(PO-079) An Unusual Case of Propylene Glycol Toxicity in a Patient with Amylophagia
Pica is commonly defined as a persistent eating of non-nutritional substance, and amylophagia is a subcategory of pica which involves the consumption of raw starch often in the form of laundry or corn starch (Feldman 1986). We illustrate a case in which a patient with long history of amylophagia since childhood who presented in a critically ill state with substantial electrolyte derangements, acid-base imbalance, and organ dysfunction.
Ms X is a 29 year-old African American female with a history of iron deficiency anemia, alcohol use disorder, and chronic amylophagia since childhood who presented as a transfer from an outside hospital for evaluation and management of hypotension, acute kidney and liver injury. On transfer, she had severe metabolic acidosis as well as multiple lab abnormalities. She was admitted to the medical ICU. Toxicology evaluation noted that while corn starch contains only small quantities of propylene glycol, ingestion of massive amounts of corn starch in addition to decreased clearance from an acute kidney injury (due to another cause) could have led to the acute toxicity in setting of chronic consumption. Our evaluation revealed that patient’s pattern of corn starch ingestion arose since childhood and her craving for corn starch strongly correlated with the degree of stress in her life. She noted that in the recent COVID lockdown and the ensuing unemployment, she had been consuming far more corn starch (16oz every 1-2 days) in the previous few months. She told us that she was surprised that eating corn starch could have caused her such devastating medical problems and wanted help to quit. Later in the hospitalization, patient developed persistent hypotension, acute respiratory failure, and epigastric pain, revealing a diffuse ischemic bowel with intraperitoneal hemorrhage. Palliative care was consulted, and her family decided on compassionate extubation.
This case highlights an unusual and lethal overdose of propylene glycol due to buildup from chronic amylophagia in combination with comorbid acute organ injuries. This is to our knowledge the first propylene glycol toxicity due to high volume corn starch ingestion. Our patient has multiple risk factors for pica including iron deficiency anemia (Borgna-Pignatti 2016). Recent increased psychosocial stress is also highly associated with increased intake of non-food items resulting in the cravings and maladaptive coping as described by our patient (Singhi 1981).
Clinicians should be aware that patients with pica could increase their non-food consumption during times of increased stress which could potentially lead to devastating medical consequences.
Borgna-Pignatti, C., Zanella, S. Pica as a manifestation of iron deficiency.
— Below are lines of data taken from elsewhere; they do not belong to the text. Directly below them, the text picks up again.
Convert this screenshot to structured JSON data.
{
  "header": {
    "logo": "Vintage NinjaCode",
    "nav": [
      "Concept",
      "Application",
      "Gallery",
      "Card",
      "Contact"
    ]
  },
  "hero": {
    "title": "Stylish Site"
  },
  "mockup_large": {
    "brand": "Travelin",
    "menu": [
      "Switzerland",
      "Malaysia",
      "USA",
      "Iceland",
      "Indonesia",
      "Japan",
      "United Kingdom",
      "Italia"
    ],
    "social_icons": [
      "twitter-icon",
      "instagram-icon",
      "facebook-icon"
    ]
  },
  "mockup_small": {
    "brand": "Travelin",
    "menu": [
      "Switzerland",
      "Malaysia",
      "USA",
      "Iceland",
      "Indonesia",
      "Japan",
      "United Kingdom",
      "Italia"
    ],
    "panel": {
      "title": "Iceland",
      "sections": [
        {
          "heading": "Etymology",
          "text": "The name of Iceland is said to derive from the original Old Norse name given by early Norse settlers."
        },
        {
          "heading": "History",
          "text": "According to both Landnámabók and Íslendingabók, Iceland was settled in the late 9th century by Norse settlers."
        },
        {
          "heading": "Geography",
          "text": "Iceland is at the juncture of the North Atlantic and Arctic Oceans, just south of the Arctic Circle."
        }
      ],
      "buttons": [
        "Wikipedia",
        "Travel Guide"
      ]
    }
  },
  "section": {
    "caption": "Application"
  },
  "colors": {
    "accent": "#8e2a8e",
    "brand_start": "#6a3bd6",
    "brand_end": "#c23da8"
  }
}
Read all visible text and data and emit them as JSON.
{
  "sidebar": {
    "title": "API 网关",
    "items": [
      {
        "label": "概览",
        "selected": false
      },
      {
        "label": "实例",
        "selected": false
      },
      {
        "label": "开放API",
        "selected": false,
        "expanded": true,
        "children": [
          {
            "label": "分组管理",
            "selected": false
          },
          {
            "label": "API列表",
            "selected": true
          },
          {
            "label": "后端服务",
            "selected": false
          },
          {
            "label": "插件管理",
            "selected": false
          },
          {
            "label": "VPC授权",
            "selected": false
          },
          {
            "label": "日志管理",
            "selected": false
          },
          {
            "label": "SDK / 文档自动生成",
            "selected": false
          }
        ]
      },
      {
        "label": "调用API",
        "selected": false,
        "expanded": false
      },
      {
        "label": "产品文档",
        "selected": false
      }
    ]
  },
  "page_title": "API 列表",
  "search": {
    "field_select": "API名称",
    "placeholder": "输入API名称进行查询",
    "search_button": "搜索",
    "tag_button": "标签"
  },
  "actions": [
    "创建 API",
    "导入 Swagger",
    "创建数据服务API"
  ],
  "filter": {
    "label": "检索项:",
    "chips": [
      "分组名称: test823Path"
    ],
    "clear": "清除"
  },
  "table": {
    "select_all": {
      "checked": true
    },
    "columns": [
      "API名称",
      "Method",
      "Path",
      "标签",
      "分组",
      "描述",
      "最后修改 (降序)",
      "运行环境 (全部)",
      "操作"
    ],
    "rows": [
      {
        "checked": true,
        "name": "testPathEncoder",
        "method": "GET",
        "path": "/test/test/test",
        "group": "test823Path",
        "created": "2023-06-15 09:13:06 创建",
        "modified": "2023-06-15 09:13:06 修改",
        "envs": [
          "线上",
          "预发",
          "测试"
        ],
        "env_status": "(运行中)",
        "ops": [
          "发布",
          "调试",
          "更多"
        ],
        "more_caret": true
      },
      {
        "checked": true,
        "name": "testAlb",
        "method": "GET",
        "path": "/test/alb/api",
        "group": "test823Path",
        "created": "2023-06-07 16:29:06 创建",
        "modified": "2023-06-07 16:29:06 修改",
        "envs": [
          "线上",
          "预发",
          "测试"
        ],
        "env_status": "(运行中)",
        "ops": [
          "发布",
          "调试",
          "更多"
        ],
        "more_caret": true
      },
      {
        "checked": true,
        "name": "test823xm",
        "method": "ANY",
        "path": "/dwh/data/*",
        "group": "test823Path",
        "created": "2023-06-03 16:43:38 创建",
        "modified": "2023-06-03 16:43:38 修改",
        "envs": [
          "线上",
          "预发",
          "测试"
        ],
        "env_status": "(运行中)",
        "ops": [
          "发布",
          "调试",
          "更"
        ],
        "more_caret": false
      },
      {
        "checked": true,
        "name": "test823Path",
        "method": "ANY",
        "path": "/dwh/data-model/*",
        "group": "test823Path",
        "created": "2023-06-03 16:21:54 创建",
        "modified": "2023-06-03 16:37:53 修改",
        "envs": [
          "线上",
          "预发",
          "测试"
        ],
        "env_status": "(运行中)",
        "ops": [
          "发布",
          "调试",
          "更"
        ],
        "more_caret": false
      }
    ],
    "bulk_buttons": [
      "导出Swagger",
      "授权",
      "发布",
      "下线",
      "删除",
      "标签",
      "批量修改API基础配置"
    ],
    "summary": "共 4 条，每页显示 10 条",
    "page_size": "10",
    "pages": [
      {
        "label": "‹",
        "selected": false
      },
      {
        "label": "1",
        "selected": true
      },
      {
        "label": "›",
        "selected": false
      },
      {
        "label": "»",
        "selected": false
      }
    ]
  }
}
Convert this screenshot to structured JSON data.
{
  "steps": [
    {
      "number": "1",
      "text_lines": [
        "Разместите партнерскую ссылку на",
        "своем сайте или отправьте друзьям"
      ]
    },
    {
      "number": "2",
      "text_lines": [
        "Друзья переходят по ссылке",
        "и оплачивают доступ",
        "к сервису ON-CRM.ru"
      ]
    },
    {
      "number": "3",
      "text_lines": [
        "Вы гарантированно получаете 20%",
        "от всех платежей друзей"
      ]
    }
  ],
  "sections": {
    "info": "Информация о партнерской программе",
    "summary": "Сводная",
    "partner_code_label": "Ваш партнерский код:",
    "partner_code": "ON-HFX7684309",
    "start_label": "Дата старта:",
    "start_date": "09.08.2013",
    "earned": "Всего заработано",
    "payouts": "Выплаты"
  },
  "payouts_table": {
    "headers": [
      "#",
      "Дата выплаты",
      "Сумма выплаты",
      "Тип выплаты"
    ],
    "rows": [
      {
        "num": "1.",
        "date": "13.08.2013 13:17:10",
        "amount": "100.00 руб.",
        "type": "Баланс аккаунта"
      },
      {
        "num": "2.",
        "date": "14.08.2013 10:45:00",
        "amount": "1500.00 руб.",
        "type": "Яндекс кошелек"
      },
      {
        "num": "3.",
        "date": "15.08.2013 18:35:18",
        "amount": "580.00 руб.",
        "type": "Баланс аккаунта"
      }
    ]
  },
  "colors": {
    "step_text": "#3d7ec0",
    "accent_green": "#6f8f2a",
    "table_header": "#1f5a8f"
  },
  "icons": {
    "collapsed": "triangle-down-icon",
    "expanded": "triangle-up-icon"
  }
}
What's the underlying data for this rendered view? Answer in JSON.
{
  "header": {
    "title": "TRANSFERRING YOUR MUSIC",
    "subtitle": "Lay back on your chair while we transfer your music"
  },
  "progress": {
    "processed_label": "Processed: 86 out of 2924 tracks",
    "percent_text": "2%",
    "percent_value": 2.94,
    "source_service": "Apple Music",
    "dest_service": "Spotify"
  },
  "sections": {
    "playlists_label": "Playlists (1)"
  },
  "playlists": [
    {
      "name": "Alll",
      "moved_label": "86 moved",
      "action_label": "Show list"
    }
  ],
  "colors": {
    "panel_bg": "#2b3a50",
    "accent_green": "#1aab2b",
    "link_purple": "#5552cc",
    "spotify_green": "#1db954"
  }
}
Expert Review of Hematology. 2016;9(11):1075-1080
Feldman, M. Pica: Current Perspectives. Psychosomatics. 1986;27(7):519-523
Singhi, S., Singhi, P., Adwani, G. Role of Psychosocial Stress in the Cause of Pica. Clinical Pediatrics. 1981;20(12):783-785
Describe the biological, psychosocial, and cultural contributors to the development of pica.
Recognize common presenting symptoms of propylene glycol toxicity.
Explain the connection between amylophagia and propylene glycol toxicity.